William’s rank (Colonel) was restored to him after the war. He continued to serve with various agencies, including the National Security Agency (NSA), as well as other secret missions even after his retirement in 1955. He had a somewhat turbulent relationship with the NSA, who saw him as a security risk, which included the removal of stacks of paper from his home in 1958. Congress awarded him partial compensation ($100,000) in 1956 for inventions too sensitive to be on the market.

Elizebeth retired in 1946 after setting up a secure communications system for the International Monetary Fund, an organization working to foster global monetary cooperation. After William’s death on November 12, 1969, she compiled his works, which reside in Lexington, Virginia, at the George C. Marshall Research Library. Elizebeth died several years later on October 31, 1980. She was laid to rest beside her husband in Arlington National Cemetary.
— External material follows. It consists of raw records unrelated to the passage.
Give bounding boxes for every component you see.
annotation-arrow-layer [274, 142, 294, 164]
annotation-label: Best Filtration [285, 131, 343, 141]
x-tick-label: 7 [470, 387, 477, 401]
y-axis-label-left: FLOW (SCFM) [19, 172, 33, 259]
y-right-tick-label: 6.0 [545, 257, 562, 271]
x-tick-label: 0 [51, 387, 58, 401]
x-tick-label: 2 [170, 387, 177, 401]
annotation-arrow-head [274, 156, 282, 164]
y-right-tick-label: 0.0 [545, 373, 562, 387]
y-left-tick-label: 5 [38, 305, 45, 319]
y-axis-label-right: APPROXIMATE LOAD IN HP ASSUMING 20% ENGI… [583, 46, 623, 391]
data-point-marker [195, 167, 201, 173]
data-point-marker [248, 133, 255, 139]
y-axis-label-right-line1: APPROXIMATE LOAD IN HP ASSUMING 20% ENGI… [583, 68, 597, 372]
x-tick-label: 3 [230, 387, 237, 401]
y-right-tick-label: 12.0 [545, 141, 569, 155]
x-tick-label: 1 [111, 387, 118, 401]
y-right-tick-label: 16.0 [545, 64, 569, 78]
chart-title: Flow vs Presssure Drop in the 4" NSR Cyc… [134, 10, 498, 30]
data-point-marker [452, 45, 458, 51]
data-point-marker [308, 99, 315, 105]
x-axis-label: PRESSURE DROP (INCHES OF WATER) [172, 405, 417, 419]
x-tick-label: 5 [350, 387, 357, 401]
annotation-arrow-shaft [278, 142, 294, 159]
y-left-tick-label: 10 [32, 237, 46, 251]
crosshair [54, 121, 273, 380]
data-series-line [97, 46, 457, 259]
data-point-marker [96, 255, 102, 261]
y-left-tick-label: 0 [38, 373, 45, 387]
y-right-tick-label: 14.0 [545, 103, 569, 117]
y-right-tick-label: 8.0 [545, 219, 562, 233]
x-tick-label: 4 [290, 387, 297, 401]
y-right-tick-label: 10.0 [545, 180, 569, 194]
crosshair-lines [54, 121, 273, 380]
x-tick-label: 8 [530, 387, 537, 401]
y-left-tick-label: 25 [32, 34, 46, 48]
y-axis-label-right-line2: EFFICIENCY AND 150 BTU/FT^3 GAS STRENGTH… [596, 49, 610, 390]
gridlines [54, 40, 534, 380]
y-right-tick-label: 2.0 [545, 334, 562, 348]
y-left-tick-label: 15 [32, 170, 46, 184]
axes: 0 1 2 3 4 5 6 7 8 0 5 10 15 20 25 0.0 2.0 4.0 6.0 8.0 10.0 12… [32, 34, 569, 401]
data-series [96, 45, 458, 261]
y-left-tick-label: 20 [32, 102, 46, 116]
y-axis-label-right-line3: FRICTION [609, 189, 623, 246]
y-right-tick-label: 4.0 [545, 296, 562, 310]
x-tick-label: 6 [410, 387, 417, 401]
Codebreaking wasn’t just a part of their work life. Their love for their profession also could be seen in their home life, in the cipher games they invented and played with their children, Barbara and John Ramsay, and the unusual dinner parties they held.

Although codes and ciphers can be traced back as far as Ancient Greece, the Friedmans were pioneers, making groundbreaking strides in their research, as little information (especially scientifically) was available. Their work, both together and separate, still plays a key role in code breaking today.